Mathematical Problems in Engineering
Mathematical Problems in Engineering
Volume 2014 (2014), Article ID 867149, 9 pages
Research Article

A Genetic Algorithm Based Multilevel Association Rules Mining for Big Datasets

1School of Computer Science and Engineering, University of Electronic Science and Technology of China, China
2Institute of Computing Technology, Chinese Academy of Sciences, China

Received 1 July 2014; Revised 5 August 2014; Accepted 14 August 2014; Published 26 August 2014

Academic Editor: Shifei Ding

Copyright © 2014 Yang Xu et al. This is an open access article distributed under the Creative Commons Attribution License, which permits unrestricted use, distribution, and reproduction in any medium, provided the original work is properly cited.

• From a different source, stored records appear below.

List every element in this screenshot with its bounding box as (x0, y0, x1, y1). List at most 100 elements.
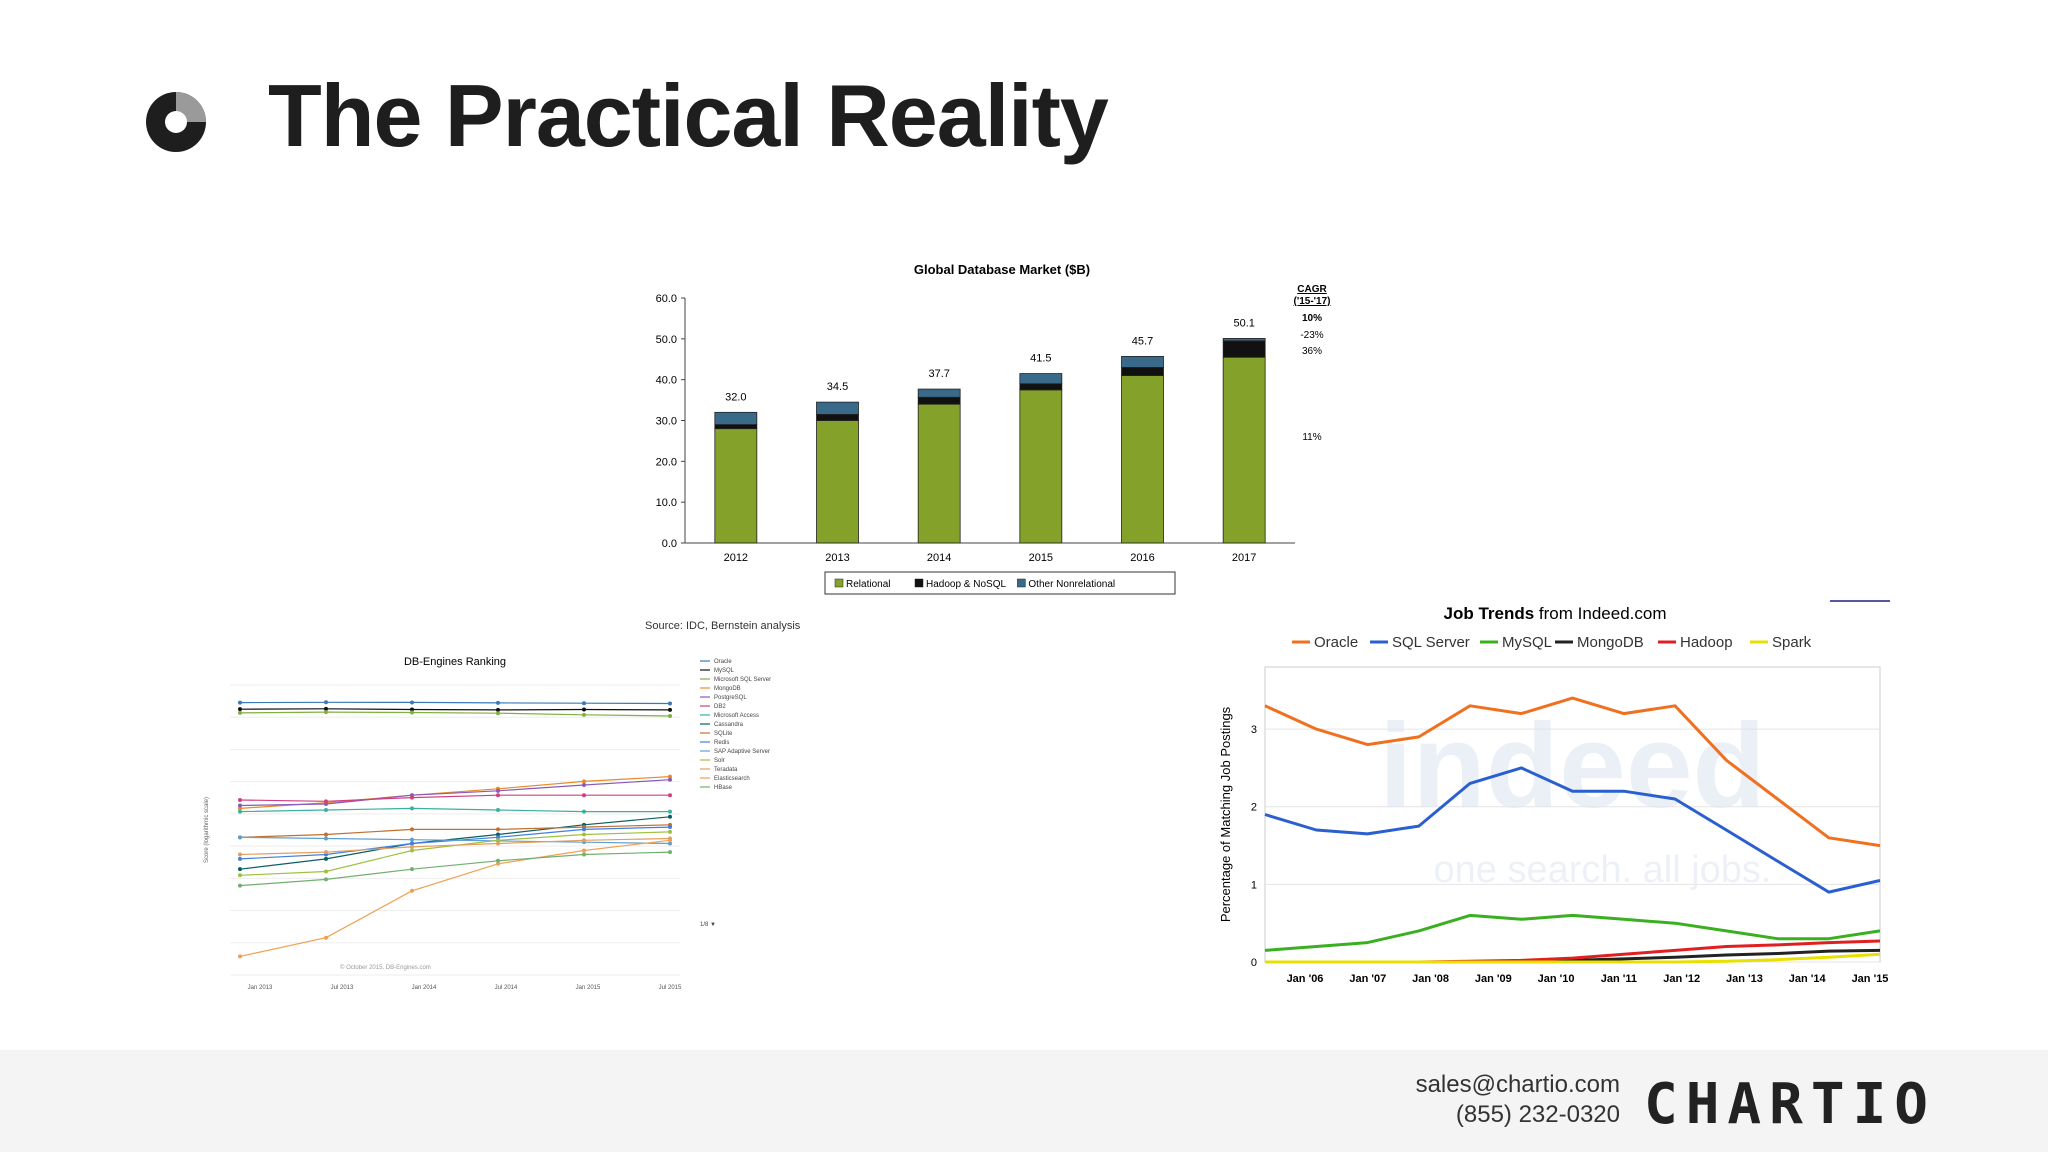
series-point (410, 707, 414, 712)
series-point (668, 793, 672, 798)
series-point (582, 809, 586, 814)
series-point (238, 707, 242, 712)
series-point (238, 798, 242, 803)
chart-title-bold: Job Trends (1444, 604, 1535, 623)
series-point (238, 803, 242, 808)
legend-label: Elasticsearch (714, 776, 750, 782)
total-label: 45.7 (1132, 335, 1153, 347)
slide-title: The Practical Reality (268, 66, 1109, 165)
legend-label: MongoDB (714, 686, 741, 692)
series-point (324, 836, 328, 841)
x-tick-label: Jan '13 (1726, 973, 1763, 985)
y-tick-label: 0 (1251, 957, 1257, 969)
cagr-value: 10% (1302, 313, 1322, 324)
series-line (239, 708, 671, 711)
x-tick-label: Jan 2014 (412, 985, 437, 991)
series-point (410, 700, 414, 705)
x-tick-label: Jan 2013 (248, 985, 273, 991)
series-point (668, 850, 672, 855)
x-tick-label: 2013 (825, 552, 849, 564)
series-line (239, 711, 671, 717)
dbengines-chart-svg: DB-Engines Ranking Score (logarithmic sca… (204, 656, 771, 991)
y-tick-label: 3 (1251, 724, 1257, 736)
series-line (239, 807, 670, 813)
watermark: indeed (1379, 699, 1766, 833)
series-point (324, 706, 328, 711)
legend-swatch (914, 578, 924, 588)
series-point (668, 701, 672, 706)
market-chart-svg: Global Database Market ($B) 0.0 10.0 20.0 30… (656, 262, 1331, 595)
source-note: Source: IDC, Bernstein analysis (645, 620, 801, 632)
x-tick-label: Jul 2015 (659, 985, 682, 991)
y-tick-label: 1 (1251, 879, 1257, 891)
contact-email[interactable]: sales@chartio.com (1415, 1071, 1620, 1098)
series-point (496, 838, 500, 843)
x-tick-label: Jan '14 (1789, 973, 1827, 985)
legend-swatch (1017, 578, 1026, 588)
series-point (410, 848, 414, 853)
series-point (238, 806, 242, 811)
x-tick-label: Jul 2013 (331, 985, 354, 991)
total-label: 32.0 (725, 391, 746, 403)
cagr-value: -23% (1300, 330, 1323, 341)
series-line (1265, 952, 1881, 964)
contact-block: sales@chartio.com (855) 232-0320 (1416, 1070, 1620, 1130)
legend-label: SQLite (714, 731, 733, 737)
total-label: 50.1 (1233, 317, 1254, 329)
series-line (1264, 696, 1881, 848)
series-line (1264, 766, 1881, 894)
contact-phone: (855) 232-0320 (1455, 1101, 1620, 1128)
series-line (239, 839, 671, 957)
x-tick-label: 2017 (1232, 552, 1256, 564)
legend-label: Microsoft Access (714, 713, 759, 719)
series-point (668, 841, 672, 846)
series-point (496, 788, 500, 793)
slide-logo-icon (146, 92, 206, 152)
legend-label: Oracle (714, 659, 732, 665)
x-tick-label: Jan 2015 (576, 985, 601, 991)
series-point (324, 877, 328, 882)
series-point (496, 700, 500, 705)
legend-label: DB2 (714, 704, 726, 710)
x-tick-label: 2016 (1130, 552, 1154, 564)
legend-label: Teradata (714, 767, 738, 773)
market-chart: Global Database Market ($B) 0.0 10.0 20.0 30… (630, 250, 1350, 640)
bar-segment (1019, 373, 1063, 385)
x-tick-label: 2014 (927, 552, 951, 564)
legend-label: Hadoop (1680, 634, 1733, 651)
x-tick-label: 2015 (1029, 552, 1053, 564)
series-line (239, 779, 671, 807)
bar-segment (917, 403, 961, 544)
legend-label: Hadoop & NoSQL (926, 579, 1006, 590)
series-point (324, 832, 328, 837)
series-line (239, 794, 670, 802)
footer-bar (0, 1050, 2048, 1152)
legend-label: Redis (714, 740, 729, 746)
y-axis-label: Score (logarithmic scale) (204, 797, 210, 863)
legend-label: Oracle (1314, 634, 1358, 651)
series-point (238, 883, 242, 888)
series-point (496, 832, 500, 837)
x-tick-label: Jan '09 (1475, 973, 1512, 985)
series-point (324, 799, 328, 804)
cagr-value: 11% (1302, 432, 1321, 443)
series-point (324, 856, 328, 861)
legend-label: Solr (714, 758, 725, 764)
series-point (238, 809, 242, 814)
series-point (324, 807, 328, 812)
chart-title-rest: from Indeed.com (1534, 604, 1666, 623)
bar-segment (816, 420, 859, 544)
total-label: 37.7 (928, 368, 949, 380)
series-point (668, 829, 672, 834)
x-tick-label: Jan '11 (1601, 973, 1637, 985)
x-tick-label: Jan '08 (1412, 973, 1449, 985)
series-point (582, 779, 586, 784)
series-point (410, 795, 414, 800)
series-point (410, 710, 414, 715)
legend-label: MySQL (1502, 634, 1552, 651)
series-point (582, 838, 586, 843)
bar-segment (714, 411, 758, 425)
series-point (496, 841, 500, 846)
legend-label: SQL Server (1392, 634, 1470, 651)
x-tick-label: Jan '15 (1852, 973, 1889, 985)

Multilevel association rules mining is an important domain to discover interesting relations between data elements with multiple levels abstractions. Most of the existing algorithms toward this issue are based on exhausting search methods such as Apriori, and FP-growth. However, when they are applied in the big data applications, those methods will suffer for extreme computational cost in searching association rules. To expedite multilevel association rules searching and avoid the excessive computation, in this paper, we proposed a novel genetic-based method with three key innovations. First, we use the category tree to describe the multilevel application data sets as the domain knowledge. Then, we put forward a special tree encoding schema based on the category tree to build the heuristic multilevel association mining algorithm. As the last part of our design, we proposed the genetic algorithm based on the tree encoding schema that will greatly reduce the association rule search space. The method is especially useful in mining multilevel association rules in big data related applications. We test the proposed method with some big datasets, and the experimental results demonstrate the effectiveness and efficiency of the proposed method in processing big data. Moreover, our results also manifest that the algorithm is fast convergent with a limited termination threshold.